The BlazeDS documentation states that it has an "open adapter architecture" that lets you "easily integrate with JMS, EJBs, ColdFusion components, and other data sources." From this point of view, there are no big differences between GraniteDS and BlazeDS, as GDS is also based on an "open adapter architecture." Developers have contributed Spring, Seam and Guice service adapters. GDS lets you customize many other things as well, including control over every part of the serialization process, and support for special types.

Surprisingly, BlazeDS and GDS data push implementations are both based on the same kind of Comet-like architecture. GDS announced this implementation choice during the summer of 2007 on the GDS site, long before any BlazeDS announcement. So, the data push implementations are likely very similar (BlazeDS source code is not yet available), but GDS brings unique support for Jetty (only Tomcat is supported in BlazeDS as far as I know).

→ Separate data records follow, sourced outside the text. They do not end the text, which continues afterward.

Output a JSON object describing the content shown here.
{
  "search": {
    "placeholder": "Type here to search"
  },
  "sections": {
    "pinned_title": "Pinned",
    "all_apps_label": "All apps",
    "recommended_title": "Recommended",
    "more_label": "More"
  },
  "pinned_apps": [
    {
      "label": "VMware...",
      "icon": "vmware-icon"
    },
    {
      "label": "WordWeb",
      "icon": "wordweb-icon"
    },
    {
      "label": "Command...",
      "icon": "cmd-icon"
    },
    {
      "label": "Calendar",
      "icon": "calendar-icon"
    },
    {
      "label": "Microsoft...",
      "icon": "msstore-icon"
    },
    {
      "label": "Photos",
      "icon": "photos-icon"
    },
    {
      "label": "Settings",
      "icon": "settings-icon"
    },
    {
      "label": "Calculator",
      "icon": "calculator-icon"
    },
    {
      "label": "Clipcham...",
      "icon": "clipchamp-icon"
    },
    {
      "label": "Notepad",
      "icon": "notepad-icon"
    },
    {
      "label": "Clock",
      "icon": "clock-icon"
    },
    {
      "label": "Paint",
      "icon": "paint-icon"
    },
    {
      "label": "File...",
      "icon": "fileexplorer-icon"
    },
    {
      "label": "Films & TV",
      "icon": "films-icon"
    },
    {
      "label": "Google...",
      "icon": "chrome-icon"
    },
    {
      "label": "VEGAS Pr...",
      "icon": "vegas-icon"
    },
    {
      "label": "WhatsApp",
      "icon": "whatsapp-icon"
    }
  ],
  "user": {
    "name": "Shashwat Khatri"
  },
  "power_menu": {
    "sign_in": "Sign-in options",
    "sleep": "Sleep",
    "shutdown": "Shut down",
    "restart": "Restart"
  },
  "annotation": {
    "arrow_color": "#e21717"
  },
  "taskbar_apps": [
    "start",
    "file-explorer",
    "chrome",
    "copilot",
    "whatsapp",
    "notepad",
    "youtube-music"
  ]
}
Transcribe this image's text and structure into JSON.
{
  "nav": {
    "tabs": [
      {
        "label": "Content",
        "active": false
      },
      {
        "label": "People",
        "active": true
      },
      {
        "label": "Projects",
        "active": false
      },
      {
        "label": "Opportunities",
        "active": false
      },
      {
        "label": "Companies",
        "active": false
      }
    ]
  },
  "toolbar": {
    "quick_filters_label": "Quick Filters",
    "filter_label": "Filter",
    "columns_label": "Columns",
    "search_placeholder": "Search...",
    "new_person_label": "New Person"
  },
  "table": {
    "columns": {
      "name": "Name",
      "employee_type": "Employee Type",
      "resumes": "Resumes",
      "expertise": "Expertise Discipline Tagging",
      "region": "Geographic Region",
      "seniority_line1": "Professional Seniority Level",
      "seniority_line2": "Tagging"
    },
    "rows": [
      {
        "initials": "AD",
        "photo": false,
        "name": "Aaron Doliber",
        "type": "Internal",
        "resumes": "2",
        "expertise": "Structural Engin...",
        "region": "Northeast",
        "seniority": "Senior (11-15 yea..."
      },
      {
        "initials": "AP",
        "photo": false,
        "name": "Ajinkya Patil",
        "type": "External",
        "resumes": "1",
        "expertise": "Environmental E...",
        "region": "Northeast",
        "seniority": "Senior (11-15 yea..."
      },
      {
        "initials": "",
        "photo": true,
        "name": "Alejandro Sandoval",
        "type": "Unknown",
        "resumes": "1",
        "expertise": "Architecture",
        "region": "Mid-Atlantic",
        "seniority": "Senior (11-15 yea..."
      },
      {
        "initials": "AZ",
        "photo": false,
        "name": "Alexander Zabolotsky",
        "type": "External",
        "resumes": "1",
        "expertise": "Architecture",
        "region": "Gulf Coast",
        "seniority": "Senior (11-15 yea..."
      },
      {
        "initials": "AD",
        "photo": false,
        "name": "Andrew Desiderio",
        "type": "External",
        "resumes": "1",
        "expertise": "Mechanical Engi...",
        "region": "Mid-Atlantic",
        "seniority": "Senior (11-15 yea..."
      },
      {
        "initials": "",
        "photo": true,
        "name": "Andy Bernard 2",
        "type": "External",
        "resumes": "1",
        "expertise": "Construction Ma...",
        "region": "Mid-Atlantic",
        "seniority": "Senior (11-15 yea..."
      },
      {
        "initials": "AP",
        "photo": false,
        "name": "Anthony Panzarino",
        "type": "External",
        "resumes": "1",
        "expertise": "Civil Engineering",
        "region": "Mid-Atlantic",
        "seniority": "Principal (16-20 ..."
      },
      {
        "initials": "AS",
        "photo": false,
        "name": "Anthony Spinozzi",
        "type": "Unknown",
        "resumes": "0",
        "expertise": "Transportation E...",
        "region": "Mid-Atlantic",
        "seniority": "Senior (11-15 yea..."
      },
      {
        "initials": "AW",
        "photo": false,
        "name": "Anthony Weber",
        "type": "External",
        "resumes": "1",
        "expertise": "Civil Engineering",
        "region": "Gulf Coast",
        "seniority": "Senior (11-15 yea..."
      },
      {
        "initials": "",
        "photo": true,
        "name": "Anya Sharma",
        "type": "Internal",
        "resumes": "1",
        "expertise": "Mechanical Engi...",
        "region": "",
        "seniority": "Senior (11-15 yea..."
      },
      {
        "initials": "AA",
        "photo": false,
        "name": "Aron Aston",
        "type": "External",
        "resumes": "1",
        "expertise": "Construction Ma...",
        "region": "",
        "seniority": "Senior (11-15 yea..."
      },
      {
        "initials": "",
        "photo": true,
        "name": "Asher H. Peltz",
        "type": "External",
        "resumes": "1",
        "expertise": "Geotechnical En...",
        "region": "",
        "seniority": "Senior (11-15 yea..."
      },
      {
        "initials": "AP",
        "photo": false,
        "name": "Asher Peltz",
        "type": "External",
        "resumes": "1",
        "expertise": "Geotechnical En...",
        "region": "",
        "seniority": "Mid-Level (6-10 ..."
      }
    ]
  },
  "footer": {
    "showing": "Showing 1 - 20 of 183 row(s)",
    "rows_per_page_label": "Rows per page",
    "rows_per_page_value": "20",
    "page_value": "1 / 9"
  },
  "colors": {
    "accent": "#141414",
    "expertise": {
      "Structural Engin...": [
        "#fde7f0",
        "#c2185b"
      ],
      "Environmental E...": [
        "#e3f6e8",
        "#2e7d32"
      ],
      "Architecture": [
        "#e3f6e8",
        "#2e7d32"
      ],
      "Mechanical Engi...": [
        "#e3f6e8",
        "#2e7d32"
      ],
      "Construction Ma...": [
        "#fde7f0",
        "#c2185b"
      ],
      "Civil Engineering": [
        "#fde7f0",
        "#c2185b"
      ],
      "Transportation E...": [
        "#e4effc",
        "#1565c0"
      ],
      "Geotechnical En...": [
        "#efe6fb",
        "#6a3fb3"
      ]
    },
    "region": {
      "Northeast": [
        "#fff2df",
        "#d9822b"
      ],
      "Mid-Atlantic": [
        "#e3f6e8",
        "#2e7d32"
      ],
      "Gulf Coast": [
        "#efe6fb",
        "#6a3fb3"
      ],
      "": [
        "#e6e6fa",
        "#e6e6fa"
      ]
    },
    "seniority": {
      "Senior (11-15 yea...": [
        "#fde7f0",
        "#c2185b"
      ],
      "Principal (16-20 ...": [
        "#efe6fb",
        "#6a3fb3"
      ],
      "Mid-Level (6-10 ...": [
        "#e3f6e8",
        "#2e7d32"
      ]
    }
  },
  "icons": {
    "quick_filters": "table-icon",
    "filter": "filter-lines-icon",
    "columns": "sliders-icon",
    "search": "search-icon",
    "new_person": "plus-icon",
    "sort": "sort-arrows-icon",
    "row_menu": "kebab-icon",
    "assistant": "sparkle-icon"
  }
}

Wolff provided an example of where it would make sense to use GDS over BlazeDS:
If you are a software provider using Java EE persistent technologies such as Hibernate, you will certainly feel the importance of a framework that takes great care of your lazy fetching strategy. One of the most important features of GDS (and one of the main reasons of its creation) was the possibility to use exact ActionScript3 copies of Hibernate detached objects on the client side, just like if we were in the web layer of a classical Java EE application. This does not seem to be possible at all with BlazeDS, and that means that you cannot just replace GDS with BlazeDS. Additionally, you'll be able to use Gas3 code generation features which are real time savers.
InfoQ asked Wolff about the possibility of ever merging with the BlazeDS project:
I haven’t had any talks with Adobe about that. I guess Adobe wants to keep a clear functional separation between BlazeDS and LCDS (no data management in BlazeDS). On the other hand, GDS tries to give an alternative implementation providing missing features, based on well known and widely adopted Java EE technologies. The only thing I can say for now is that if Adobe wants to put some or all GDS specific features in BlazeDS, I will certainly consider merging as a good option. In this case however, the problem for us (and for many GDS users I guess) will be to get some guarantee that future BlazeDS developments will fit our needs.
In closing, Wolff offered his thanks to the Open Source community:
I would like to thank again the people from the Open Source community for their great contributions to GDS.